Sorry, but I still do not get the math you are implying in the
second paragraph.  Are you saying that append-then-sort is efficient
when items being appended is already sorted?  That depends on the
sorting algorithm used, so the logic is incomplete unless you say
"given that we use X for sorting,...", I think.

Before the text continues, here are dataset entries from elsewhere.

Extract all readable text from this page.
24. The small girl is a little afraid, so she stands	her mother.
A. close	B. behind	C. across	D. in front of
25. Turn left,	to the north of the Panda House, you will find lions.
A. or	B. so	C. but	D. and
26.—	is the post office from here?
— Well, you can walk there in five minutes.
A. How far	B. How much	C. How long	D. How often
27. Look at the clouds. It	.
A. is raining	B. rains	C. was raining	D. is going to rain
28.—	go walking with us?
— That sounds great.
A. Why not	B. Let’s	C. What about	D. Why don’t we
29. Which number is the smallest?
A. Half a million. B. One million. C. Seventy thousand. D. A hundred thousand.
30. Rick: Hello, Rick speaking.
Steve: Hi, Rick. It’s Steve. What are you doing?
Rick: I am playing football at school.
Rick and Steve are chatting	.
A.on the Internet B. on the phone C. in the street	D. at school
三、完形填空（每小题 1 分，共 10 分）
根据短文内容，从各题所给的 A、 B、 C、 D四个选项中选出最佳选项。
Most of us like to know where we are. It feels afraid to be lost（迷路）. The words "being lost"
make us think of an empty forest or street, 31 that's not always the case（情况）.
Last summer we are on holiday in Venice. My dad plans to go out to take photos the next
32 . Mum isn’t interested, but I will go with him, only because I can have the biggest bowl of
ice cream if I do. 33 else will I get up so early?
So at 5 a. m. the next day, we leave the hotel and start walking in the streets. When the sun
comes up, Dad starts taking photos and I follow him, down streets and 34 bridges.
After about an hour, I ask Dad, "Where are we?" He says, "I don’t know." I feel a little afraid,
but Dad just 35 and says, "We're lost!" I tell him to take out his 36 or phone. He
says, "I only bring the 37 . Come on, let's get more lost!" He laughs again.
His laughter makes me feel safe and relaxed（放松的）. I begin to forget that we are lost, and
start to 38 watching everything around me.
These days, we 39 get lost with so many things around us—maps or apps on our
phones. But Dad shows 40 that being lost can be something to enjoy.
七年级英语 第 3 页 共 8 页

Do we really discover new items in sorted order, by the way?  In a
single diff invocation made inside collect_changed_submodules() for
one commit in the superproject's history, we will grab changed paths
in the pathname order (i.e. sorted); if the superproject's tip commit
touches the submodules at paths A and Z, we will discover these two
paths in sorted order.

But because we are walking the superproject's history to collect all
paths that have been affected in that function, and repeatedly
calling diff as we discover commit in the superproject's history, I
am not sure how well the resulting set of paths would be sorted.

The tip commit in superproject's history may have modified the
submodule at path X, the parent of that commit may have touched the
submodule at path M, and its parent may have touched the submodule
at path A.  Don't we end up grabbing these paths in that discoverd
order, i.e. X, M and A?

I still think changing it from "insert as we find an item, keeping
the list sorted" to "append all and then sort before we start
looking things up from the result" makes sense, but I do not think
the "we find things in sorted order" is either true, or it would
affect the choice between the two.  A justification to choose the
latter I can think of that makes sense is that we don't have to pay
cost to keep the list sorted while building it because we do not do
any look-up while building the list.

> Signed-off-by: Stefan Beller <sbeller@xxxxxxxxxx>
> ---
>  submodule.c | 3 ++-
>  1 file changed, 2 insertions(+), 1 deletion(-)
>
> diff --git a/submodule.c b/submodule.c
> index d29dfa3d1f5..c6eff7699f3 100644
> --- a/submodule.c
> +++ b/submodule.c
> @@ -1256,7 +1256,7 @@ static int get_next_submodule(struct child_process *cp,
>  		case RECURSE_SUBMODULES_DEFAULT:
>  		case RECURSE_SUBMODULES_ON_DEMAND:
>  			if (!submodule ||
> -			    !unsorted_string_list_lookup(
> +			    !string_list_lookup(
>  					&changed_submodule_names,
>  					submodule->name))
>  				continue;
> @@ -1350,6 +1350,7 @@ int fetch_populated_submodules(struct repository *r,
>  	/* default value, "--submodule-prefix" and its value are added later */
>  
>  	calculate_changed_submodule_paths();
> +	string_list_sort(&changed_submodule_names);
>  	run_processes_parallel(max_parallel_jobs,
>  			       get_next_submodule,
>  			       fetch_start_failure,